Q] Tell us about a few brand campaigns you’ve rolled out through Twitter Next this year. What kind of impact did you achieve with these campaigns?

We’ve seen many launches across some of the dominant categories, be it tech or OEM where multiple companies were about to release their flagship phones. You’ve seen those launches happen in a world where on-ground events had completely gone away.

Twitter became a virtual roof for those launches to happen. What we also saw was a lot of diverse categories that emerged. Digital was suddenly fundamental and foundational for every brand and every category, whether it is edutainment, brands like Unacademy, WhiteHat Jr. or whether it is FinTech brands like Cred or Paytm. Many such brands were actually looking at Twitter in the marketing mix. So we’ve seen a lot of diversification of campaigns.

Star Sports being obviously a brand and a publisher had evolved completely in 2020, on how to engage fans that were no longer on ground. One great atmosphere we saw both in Star Sports and the Indian Super League that they actually leveraged Twitter to start a campaign, which was #truelove. When IPL was officially confirmed, Star Sports again was right there as the driver of the conversations.

Samsung has been a brand that’s done both launch and connect really well this year with us. And one of the conversations and themes that we’ve seen on Twitter is actually around K-pop. K-pop is a popular phenomenon, and when Samsung Galaxy was actually launching S 20+, which was a special BTS edition, they looked at Twitter again knowing fully well they would get the kind of consumer response they looked for.

Q] Who were the top advertisers/spenders on your platform? Which format gained the most traction this year? 
Digital is no longer probably just a part of the strategy, it is the strategy for multiple brands and multiple verticals. Irrespective of whether you’re in retail, CPG, or BFSI, digital advertising has shown a significant amount of growth through the pandemic and post pandemic. And Twitter was right there as one of the most crucial marketing mix vehicles.

Q] How are you leveraging technology and the pre-existing features of Twitter to drive brand activations?

The great advantage that we see with Twitter and our developer ecosystem is to actually go beyond what we call as ad production solutions and work bespoke for every brief and every marketing challenge we receive. For us, the biggest priority is to see and keep the people on Twitter right at the centre of execution. So an idea on Twitter should be very integral to Twitter. 

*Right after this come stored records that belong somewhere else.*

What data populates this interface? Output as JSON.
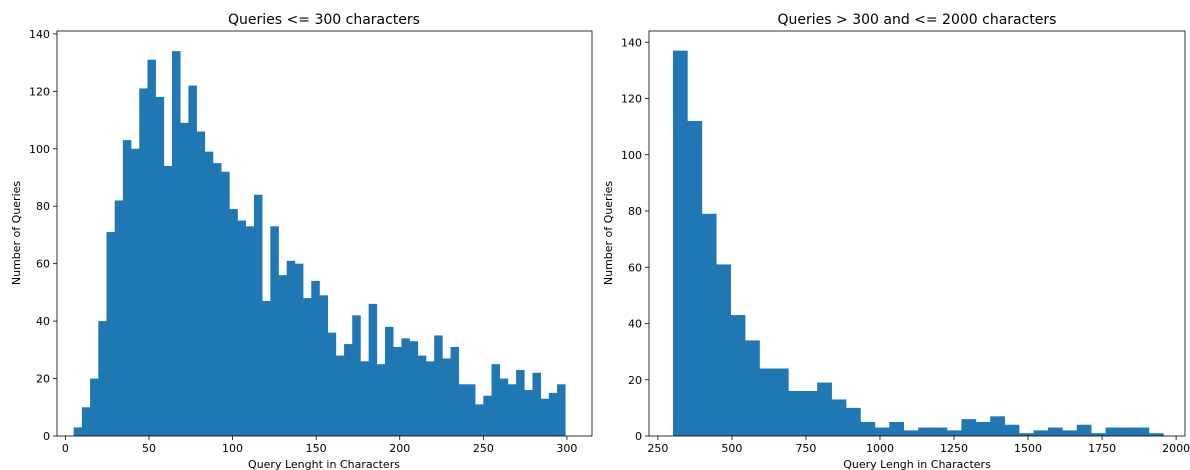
{
  "chart_data": [
    {
      "type": "bar",
      "title": "Queries <= 300 characters",
      "xlabel": "Query Lenght in Characters",
      "ylabel": "Number of Queries",
      "xlim": [
        -5,
        315
      ],
      "ylim": [
        0,
        141
      ],
      "xticks": [
        0,
        50,
        100,
        150,
        200,
        250,
        300
      ],
      "yticks": [
        0,
        20,
        40,
        60,
        80,
        100,
        120,
        140
      ],
      "bin_start": 5,
      "bin_width": 4.9,
      "values": [
        3,
        10,
        20,
        40,
        71,
        82,
        103,
        100,
        121,
        131,
        118,
        94,
        134,
        109,
        122,
        106,
        99,
        95,
        92,
        79,
        75,
        73,
        84,
        47,
        73,
        56,
        61,
        60,
        48,
        54,
        49,
        36,
        28,
        32,
        42,
        26,
        46,
        25,
        38,
        31,
        34,
        33,
        28,
        26,
        35,
        27,
        31,
        18,
        18,
        11,
        14,
        25,
        20,
        18,
        23,
        16,
        22,
        13,
        15,
        18
      ]
    },
    {
      "type": "bar",
      "title": "Queries > 300 and <= 2000 characters",
      "xlabel": "Query Lengh in Characters",
      "ylabel": "Number of Queries",
      "xlim": [
        220,
        2030
      ],
      "ylim": [
        0,
        144
      ],
      "xticks": [
        250,
        500,
        750,
        1000,
        1250,
        1500,
        1750,
        2000
      ],
      "yticks": [
        0,
        20,
        40,
        60,
        80,
        100,
        120,
        140
      ],
      "bin_start": 301,
      "bin_width": 48.7,
      "values": [
        137,
        112,
        79,
        61,
        43,
        34,
        24,
        24,
        16,
        16,
        19,
        13,
        10,
        5,
        3,
        5,
        2,
        3,
        3,
        2,
        6,
        5,
        7,
        4,
        1,
        2,
        3,
        2,
        4,
        1,
        3,
        3,
        3,
        1
      ]
    }
  ]
}
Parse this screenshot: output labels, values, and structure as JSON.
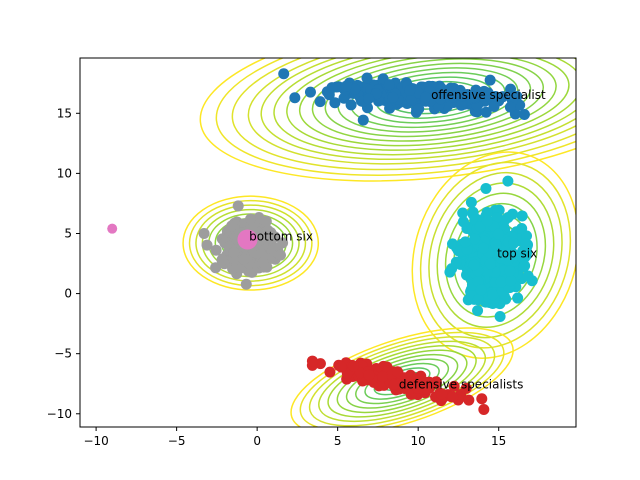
{
  "chart_data": {
    "type": "scatter",
    "title": "",
    "xlabel": "",
    "ylabel": "",
    "xlim": [
      -11,
      19.8
    ],
    "ylim": [
      -11.1,
      19.6
    ],
    "grid": false,
    "x_ticks": [
      -10,
      -5,
      0,
      5,
      10,
      15
    ],
    "x_tick_labels": [
      "−10",
      "−5",
      "0",
      "5",
      "10",
      "15"
    ],
    "y_ticks": [
      -10,
      -5,
      0,
      5,
      10,
      15
    ],
    "y_tick_labels": [
      "−10",
      "−5",
      "0",
      "5",
      "10",
      "15"
    ],
    "contour_colors": [
      "#440154",
      "#3b528b",
      "#21918c",
      "#5ec962",
      "#9fd938",
      "#fde725"
    ],
    "clusters": [
      {
        "label": "offensive specialist",
        "color": "#1f77b4",
        "center": [
          10.0,
          16.5
        ],
        "spread": [
          5.2,
          1.0
        ],
        "angle": -5,
        "n": 280,
        "contour_center": [
          11.0,
          16.3
        ],
        "contour_rx": [
          2.0,
          2.8,
          3.6,
          4.4,
          5.2,
          6.0,
          6.8,
          7.6,
          8.4,
          9.2,
          10.0,
          10.8,
          11.6,
          12.6,
          13.6,
          14.6
        ],
        "contour_ry_ratio": 0.19,
        "contour_angle": -6,
        "label_xy": [
          10.8,
          16.2
        ]
      },
      {
        "label": "bottom six",
        "color": "#9d9d9d",
        "center": [
          -0.5,
          4.0
        ],
        "spread": [
          1.6,
          1.9
        ],
        "angle": 0,
        "n": 320,
        "contour_center": [
          -0.4,
          4.2
        ],
        "contour_rx": [
          0.6,
          1.0,
          1.4,
          1.8,
          2.2,
          2.6,
          3.0,
          3.4,
          3.8,
          4.2
        ],
        "contour_ry_ratio": 0.93,
        "contour_angle": 0,
        "label_xy": [
          -0.5,
          4.4
        ]
      },
      {
        "label": "top six",
        "color": "#17becf",
        "center": [
          14.6,
          2.8
        ],
        "spread": [
          1.9,
          3.6
        ],
        "angle": 0,
        "n": 420,
        "contour_center": [
          14.8,
          3.2
        ],
        "contour_rx": [
          1.0,
          1.5,
          2.0,
          2.5,
          3.0,
          3.5,
          4.0,
          4.5,
          5.0
        ],
        "contour_ry_ratio": 1.75,
        "contour_angle": 18,
        "label_xy": [
          14.9,
          3.0
        ]
      },
      {
        "label": "defensive specialists",
        "color": "#d62728",
        "center": [
          8.5,
          -7.2
        ],
        "spread": [
          3.8,
          0.7
        ],
        "angle": -18,
        "n": 220,
        "contour_center": [
          9.0,
          -7.3
        ],
        "contour_rx": [
          1.2,
          1.8,
          2.4,
          3.0,
          3.6,
          4.2,
          4.8,
          5.4,
          6.0,
          6.6,
          7.2
        ],
        "contour_ry_ratio": 0.2,
        "contour_angle": -18,
        "label_xy": [
          8.8,
          -7.9
        ]
      }
    ],
    "outliers": [
      {
        "x": -0.6,
        "y": 4.5,
        "color": "#e377c2"
      },
      {
        "x": -9.0,
        "y": 5.4,
        "color": "#e377c2"
      }
    ]
  }
}
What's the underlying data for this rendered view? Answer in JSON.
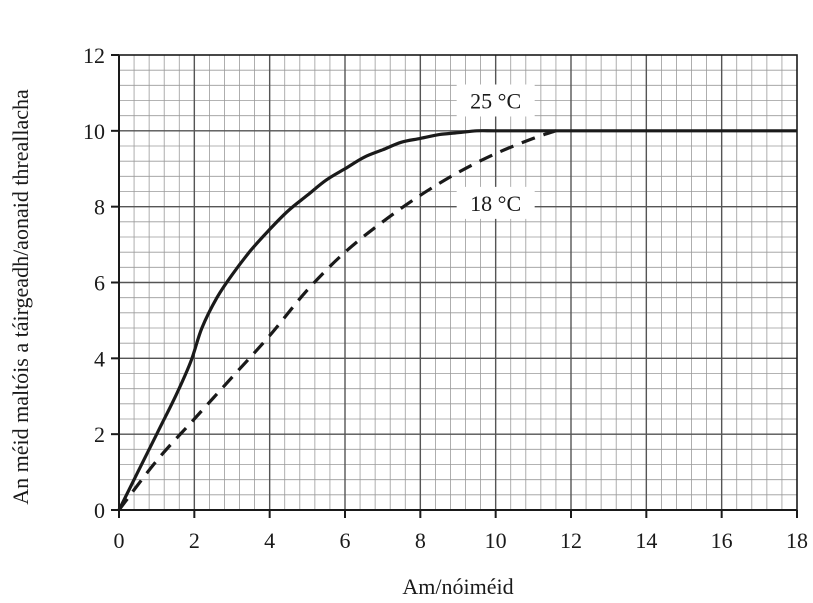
{
  "chart_data": {
    "type": "line",
    "title": "",
    "xlabel": "Am/nóiméid",
    "ylabel": "An méid maltóis a táirgeadh/aonaid threallacha",
    "xlim": [
      0,
      18
    ],
    "ylim": [
      0,
      12
    ],
    "x_ticks": [
      0,
      2,
      4,
      6,
      8,
      10,
      12,
      14,
      16,
      18
    ],
    "y_ticks": [
      0,
      2,
      4,
      6,
      8,
      10,
      12
    ],
    "x_tick_labels": [
      "0",
      "2",
      "4",
      "6",
      "8",
      "10",
      "12",
      "14",
      "16",
      "18"
    ],
    "y_tick_labels": [
      "0",
      "2",
      "4",
      "6",
      "8",
      "10",
      "12"
    ],
    "grid": true,
    "minor_grid_step": 0.4,
    "legend": "none",
    "series": [
      {
        "name": "25 °C",
        "style": "solid",
        "color": "#1a1a1a",
        "x": [
          0,
          0.5,
          1,
          1.5,
          1.9,
          2.2,
          2.6,
          3,
          3.5,
          4,
          4.5,
          5,
          5.5,
          6,
          6.5,
          7,
          7.5,
          8,
          8.5,
          9,
          9.5,
          10,
          11,
          12,
          13,
          14,
          15,
          16,
          17,
          18
        ],
        "y": [
          0,
          1.0,
          2.0,
          3.0,
          3.9,
          4.8,
          5.6,
          6.2,
          6.85,
          7.4,
          7.9,
          8.3,
          8.7,
          9.0,
          9.3,
          9.5,
          9.7,
          9.8,
          9.9,
          9.95,
          10.0,
          10.0,
          10.0,
          10.0,
          10.0,
          10.0,
          10.0,
          10.0,
          10.0,
          10.0
        ]
      },
      {
        "name": "18 °C",
        "style": "dashed",
        "color": "#1a1a1a",
        "x": [
          0,
          1,
          2,
          3,
          4,
          5,
          6,
          7,
          8,
          9,
          10,
          11,
          11.6
        ],
        "y": [
          0,
          1.3,
          2.4,
          3.5,
          4.6,
          5.8,
          6.8,
          7.6,
          8.3,
          8.9,
          9.4,
          9.8,
          10.0
        ]
      }
    ],
    "annotations": [
      {
        "text": "25 °C",
        "x": 10.0,
        "y": 10.8
      },
      {
        "text": "18 °C",
        "x": 10.0,
        "y": 8.1
      }
    ]
  }
}
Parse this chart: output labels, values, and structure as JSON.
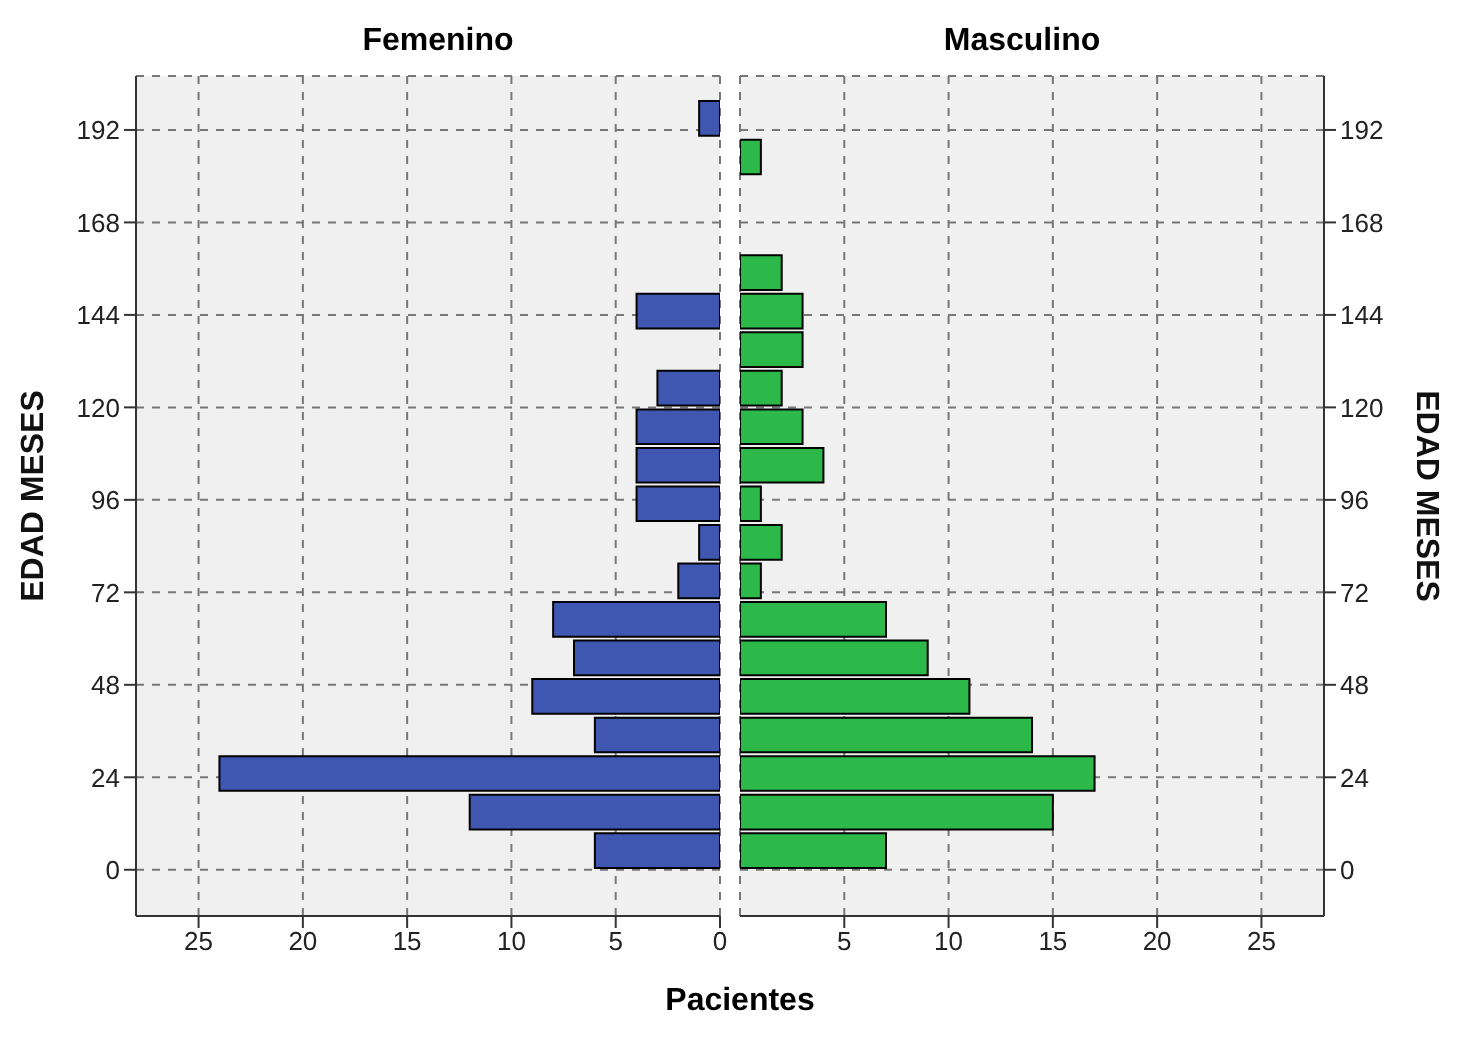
{
  "chart_data": [
    {
      "type": "histogram",
      "orientation": "horizontal",
      "title": "Femenino",
      "xlabel": "Pacientes",
      "ylabel": "EDAD MESES",
      "bins": [
        0,
        10,
        20,
        30,
        40,
        50,
        60,
        70,
        80,
        90,
        100,
        110,
        120,
        130,
        140,
        150,
        160,
        170,
        180,
        190,
        200
      ],
      "values": [
        6,
        12,
        24,
        6,
        9,
        7,
        8,
        2,
        1,
        4,
        4,
        4,
        3,
        0,
        4,
        0,
        0,
        0,
        0,
        1
      ],
      "color": "#3f57b0",
      "xlim": [
        28,
        0
      ],
      "xticks": [
        25,
        20,
        15,
        10,
        5,
        0
      ],
      "ylim": [
        -12,
        206
      ],
      "yticks": [
        0,
        24,
        48,
        72,
        96,
        120,
        144,
        168,
        192
      ],
      "grid": true,
      "legend": false
    },
    {
      "type": "histogram",
      "orientation": "horizontal",
      "title": "Masculino",
      "ylabel": "EDAD MESES",
      "bins": [
        0,
        10,
        20,
        30,
        40,
        50,
        60,
        70,
        80,
        90,
        100,
        110,
        120,
        130,
        140,
        150,
        160,
        170,
        180,
        190,
        200
      ],
      "values": [
        7,
        15,
        17,
        14,
        11,
        9,
        7,
        1,
        2,
        1,
        4,
        3,
        2,
        3,
        3,
        2,
        0,
        0,
        1,
        0
      ],
      "color": "#2db84a",
      "xlim": [
        0,
        28
      ],
      "xticks": [
        5,
        10,
        15,
        20,
        25
      ],
      "ylim": [
        -12,
        206
      ],
      "yticks": [
        0,
        24,
        48,
        72,
        96,
        120,
        144,
        168,
        192
      ],
      "grid": true,
      "legend": false
    }
  ]
}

For example, OnePlus was announcing the world’s largest store in India. At a time where no on-ground events were happening, and everything required a virtual roof, we collaborated with team OnePlus and several other partners. Our goal was to ensure that we evoke the sense of community and give fans some sense of control that they could make a difference in revealing the world’s largest store. With all live streams on Twitter, you would actually see the broadcast of what was happening. But what fans saw was actually just a curtain. It was a curtain that will only be powered when they start actually pressing hearts on Twitter live. And that made the best difference. So that is a great example of the experiments that we are doing with technology.

Q] What change has Twitter Next witnessed in the approach of businesses from the pre-COVID era to the current pandemic period?

One of the biggest changes for a marketer and a brand we observed was the ability to pause. And in pre-COVID, you wouldn’t really think twice about the service and the product you’re launching. That was one big change. The biggest behaviour from the brand and the marketers, what we saw was reflection, understanding their brand, and their ability to predict and partner with us to forecast what is the right message and what is not. And at the same time to not just speak about what the pandemic is doing but ensure there’s enough space for distraction levity.

And, COVID actually contributed only a small percentage of the overall conversations on Twitter. There were conversations far beyond pandemic, there were conversations around hope, gratitude, sports, tech, lifestyle, and all of that. And that is what we saw brands really dive into, and start speaking about that and trying to actually drive what we call a sense of virtual community.